Meet Kendra Kinnison

04/25/2019 02:32PM ● By Kylie Cooper

Conversation by: Kylie Cooper  Photos by: Rachel Benavides

Tell me a little bit about Royal Resilience. 

Royal Resilience tells the story of Port Royal's journey through Hurricane Harvey, from the decision making in the days just before the storm to the one-year anniversary. It details our crisis management, community service, training program, leadership development, and physical rebuilding.

What was the initial inspiration to write the book?

We realized that we had to. It became important to our healing. When we realized that the recovery process would be much harder and much longer than we ever expected, we knew that we'd need to find ways to celebrate the milestones and keep our meaning and purpose in front of us.

What type of Challenges did you face when writing the book?

Two big ones stand out. First, my memories were a mess. I would often remember things out of sequence. And, the emotional heaviness of reliving those days. My keyboard was often covered in tears. I'm still in awe of my team.

The book's structure is primarily done through time stamps, emails, journal-like entries, and Facebook posts. Why did you decide to format the story in this way?

The documentary style felt like the only way to tell the story in an authentic way. Because communications had been so limited after the storm, we had to find creative ways to get messages out. So we had lots of lengthy emails and videos. Combine that with faulty memories, and it made sense for those "in-the-moment" documents to be the backbone of the book.

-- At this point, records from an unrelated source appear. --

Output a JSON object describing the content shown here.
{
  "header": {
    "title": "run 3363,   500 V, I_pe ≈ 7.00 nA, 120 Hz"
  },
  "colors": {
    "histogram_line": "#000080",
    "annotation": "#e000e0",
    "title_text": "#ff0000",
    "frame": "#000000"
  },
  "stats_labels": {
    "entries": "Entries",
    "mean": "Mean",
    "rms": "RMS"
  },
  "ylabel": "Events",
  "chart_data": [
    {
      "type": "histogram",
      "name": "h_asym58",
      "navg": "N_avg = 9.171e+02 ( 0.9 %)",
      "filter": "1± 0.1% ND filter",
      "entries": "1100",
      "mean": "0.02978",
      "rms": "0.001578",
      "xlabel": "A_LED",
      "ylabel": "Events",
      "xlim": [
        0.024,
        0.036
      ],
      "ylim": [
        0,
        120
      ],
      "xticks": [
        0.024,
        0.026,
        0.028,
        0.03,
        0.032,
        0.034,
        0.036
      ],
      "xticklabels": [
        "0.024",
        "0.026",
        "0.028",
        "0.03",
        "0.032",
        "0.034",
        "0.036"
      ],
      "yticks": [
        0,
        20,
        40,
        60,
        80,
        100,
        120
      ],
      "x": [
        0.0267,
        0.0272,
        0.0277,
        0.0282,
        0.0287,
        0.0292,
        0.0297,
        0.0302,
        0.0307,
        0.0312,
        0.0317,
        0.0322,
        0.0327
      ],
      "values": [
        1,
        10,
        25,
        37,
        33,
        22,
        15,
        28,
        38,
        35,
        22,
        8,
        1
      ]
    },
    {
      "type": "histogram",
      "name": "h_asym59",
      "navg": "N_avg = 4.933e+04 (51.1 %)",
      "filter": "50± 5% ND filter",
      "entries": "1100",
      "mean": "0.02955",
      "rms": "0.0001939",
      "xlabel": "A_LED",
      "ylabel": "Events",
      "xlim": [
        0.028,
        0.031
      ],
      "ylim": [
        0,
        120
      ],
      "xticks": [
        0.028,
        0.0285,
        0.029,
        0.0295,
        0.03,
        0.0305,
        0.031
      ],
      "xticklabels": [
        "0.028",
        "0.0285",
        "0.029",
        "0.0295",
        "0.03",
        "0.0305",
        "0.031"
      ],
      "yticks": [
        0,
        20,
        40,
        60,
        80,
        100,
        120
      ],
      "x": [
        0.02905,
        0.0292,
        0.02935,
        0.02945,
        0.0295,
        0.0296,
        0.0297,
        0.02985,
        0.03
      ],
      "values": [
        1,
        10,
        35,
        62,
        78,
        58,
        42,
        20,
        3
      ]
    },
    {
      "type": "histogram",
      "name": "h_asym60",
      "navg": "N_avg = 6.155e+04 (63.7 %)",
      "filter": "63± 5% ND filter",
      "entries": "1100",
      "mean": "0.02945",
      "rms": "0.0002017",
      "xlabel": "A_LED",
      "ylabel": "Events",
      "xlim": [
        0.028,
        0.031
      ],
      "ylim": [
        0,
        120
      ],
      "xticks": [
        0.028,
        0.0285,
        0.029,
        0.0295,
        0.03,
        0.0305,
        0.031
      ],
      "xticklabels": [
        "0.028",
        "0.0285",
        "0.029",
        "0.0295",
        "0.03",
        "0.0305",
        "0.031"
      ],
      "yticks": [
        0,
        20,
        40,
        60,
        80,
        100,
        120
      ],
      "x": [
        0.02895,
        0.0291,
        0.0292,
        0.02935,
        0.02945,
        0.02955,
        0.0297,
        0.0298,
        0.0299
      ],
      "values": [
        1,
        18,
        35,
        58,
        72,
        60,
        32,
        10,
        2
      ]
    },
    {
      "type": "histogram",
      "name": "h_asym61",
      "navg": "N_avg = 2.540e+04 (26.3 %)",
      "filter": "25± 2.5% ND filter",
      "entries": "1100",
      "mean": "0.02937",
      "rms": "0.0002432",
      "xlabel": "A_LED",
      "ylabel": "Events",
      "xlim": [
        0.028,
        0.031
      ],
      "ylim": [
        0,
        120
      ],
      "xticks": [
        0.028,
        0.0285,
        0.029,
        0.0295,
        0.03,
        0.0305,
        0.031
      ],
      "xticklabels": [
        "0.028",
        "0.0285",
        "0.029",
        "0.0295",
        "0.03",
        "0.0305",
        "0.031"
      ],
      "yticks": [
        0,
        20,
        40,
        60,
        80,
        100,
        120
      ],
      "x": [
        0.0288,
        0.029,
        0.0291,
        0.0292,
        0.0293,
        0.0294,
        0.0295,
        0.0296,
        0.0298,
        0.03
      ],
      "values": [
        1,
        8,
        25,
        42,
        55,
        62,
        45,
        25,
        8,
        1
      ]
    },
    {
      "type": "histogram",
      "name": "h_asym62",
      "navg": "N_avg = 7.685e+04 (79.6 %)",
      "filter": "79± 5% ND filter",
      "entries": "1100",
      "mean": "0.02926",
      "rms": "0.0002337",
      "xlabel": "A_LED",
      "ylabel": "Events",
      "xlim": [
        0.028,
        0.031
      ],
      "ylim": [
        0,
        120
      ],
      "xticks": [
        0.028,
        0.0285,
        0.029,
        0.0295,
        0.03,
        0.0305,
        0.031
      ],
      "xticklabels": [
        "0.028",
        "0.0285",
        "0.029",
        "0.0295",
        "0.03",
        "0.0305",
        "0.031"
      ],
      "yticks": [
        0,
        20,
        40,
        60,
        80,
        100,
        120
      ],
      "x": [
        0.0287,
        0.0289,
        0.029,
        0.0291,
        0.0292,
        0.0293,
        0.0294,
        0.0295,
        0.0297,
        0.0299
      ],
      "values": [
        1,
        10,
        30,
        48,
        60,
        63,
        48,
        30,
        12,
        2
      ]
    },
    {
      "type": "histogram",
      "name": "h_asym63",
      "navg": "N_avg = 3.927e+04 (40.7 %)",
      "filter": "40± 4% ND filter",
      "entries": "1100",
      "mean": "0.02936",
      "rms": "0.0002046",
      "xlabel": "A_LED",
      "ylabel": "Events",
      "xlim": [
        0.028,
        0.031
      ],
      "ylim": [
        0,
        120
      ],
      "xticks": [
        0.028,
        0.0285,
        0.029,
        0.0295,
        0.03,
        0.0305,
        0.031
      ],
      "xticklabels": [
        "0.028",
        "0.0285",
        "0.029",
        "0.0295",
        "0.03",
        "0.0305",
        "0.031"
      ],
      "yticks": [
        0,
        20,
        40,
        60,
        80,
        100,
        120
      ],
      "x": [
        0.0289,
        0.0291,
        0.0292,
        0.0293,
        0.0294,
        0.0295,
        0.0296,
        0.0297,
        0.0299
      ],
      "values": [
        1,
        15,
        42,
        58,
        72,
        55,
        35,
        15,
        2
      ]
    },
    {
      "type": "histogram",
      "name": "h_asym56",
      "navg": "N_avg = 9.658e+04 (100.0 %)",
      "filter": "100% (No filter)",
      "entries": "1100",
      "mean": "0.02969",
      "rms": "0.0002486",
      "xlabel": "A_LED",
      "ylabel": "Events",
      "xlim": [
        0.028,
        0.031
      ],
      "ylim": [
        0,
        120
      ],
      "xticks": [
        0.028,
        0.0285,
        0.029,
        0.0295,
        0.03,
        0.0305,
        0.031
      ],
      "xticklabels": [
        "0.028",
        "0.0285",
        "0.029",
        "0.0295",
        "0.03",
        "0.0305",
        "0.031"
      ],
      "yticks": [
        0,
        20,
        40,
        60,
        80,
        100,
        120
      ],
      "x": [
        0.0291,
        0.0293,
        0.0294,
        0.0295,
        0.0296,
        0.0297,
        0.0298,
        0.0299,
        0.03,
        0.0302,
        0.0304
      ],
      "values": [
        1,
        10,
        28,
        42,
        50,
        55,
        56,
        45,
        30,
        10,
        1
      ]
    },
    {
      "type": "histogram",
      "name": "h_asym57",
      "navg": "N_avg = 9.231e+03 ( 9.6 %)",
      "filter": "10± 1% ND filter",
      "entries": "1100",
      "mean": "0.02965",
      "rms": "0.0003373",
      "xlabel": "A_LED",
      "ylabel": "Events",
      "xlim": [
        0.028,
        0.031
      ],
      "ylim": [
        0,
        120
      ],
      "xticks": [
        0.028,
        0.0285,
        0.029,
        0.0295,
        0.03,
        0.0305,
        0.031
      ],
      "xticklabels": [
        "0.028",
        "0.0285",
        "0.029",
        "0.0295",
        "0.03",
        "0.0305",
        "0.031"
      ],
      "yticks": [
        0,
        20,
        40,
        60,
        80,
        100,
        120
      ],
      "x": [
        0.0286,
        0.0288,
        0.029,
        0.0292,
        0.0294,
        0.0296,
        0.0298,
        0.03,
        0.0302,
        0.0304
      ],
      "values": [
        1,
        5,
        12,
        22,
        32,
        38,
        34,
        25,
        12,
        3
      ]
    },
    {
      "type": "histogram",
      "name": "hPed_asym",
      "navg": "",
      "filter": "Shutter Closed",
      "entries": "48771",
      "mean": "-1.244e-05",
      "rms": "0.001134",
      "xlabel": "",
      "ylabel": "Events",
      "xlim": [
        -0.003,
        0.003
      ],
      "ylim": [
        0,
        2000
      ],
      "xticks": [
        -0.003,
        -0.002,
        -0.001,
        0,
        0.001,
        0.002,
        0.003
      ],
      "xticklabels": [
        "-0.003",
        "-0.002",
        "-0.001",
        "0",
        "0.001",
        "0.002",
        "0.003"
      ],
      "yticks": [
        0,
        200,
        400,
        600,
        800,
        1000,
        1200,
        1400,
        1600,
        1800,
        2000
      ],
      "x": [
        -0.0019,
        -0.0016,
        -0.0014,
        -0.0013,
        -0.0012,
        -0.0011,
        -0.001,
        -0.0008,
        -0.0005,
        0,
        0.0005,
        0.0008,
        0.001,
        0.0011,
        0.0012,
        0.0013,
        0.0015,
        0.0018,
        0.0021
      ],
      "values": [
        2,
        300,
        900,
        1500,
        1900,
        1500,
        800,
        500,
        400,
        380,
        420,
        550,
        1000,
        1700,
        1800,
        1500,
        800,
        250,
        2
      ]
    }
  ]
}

What do you hope this book does for the community and anyone who reads it?

I hope it reminds us all that we're stronger than we think. I hope it shows us the incredible power of faith and teamwork. And, I hope folks realize that the recovery process is still on-going. Not only was Port Royal damaged significantly, a third of our employees were displaced. The personal toll is significant. Lots of grace, patience, and love is still needed along our coast.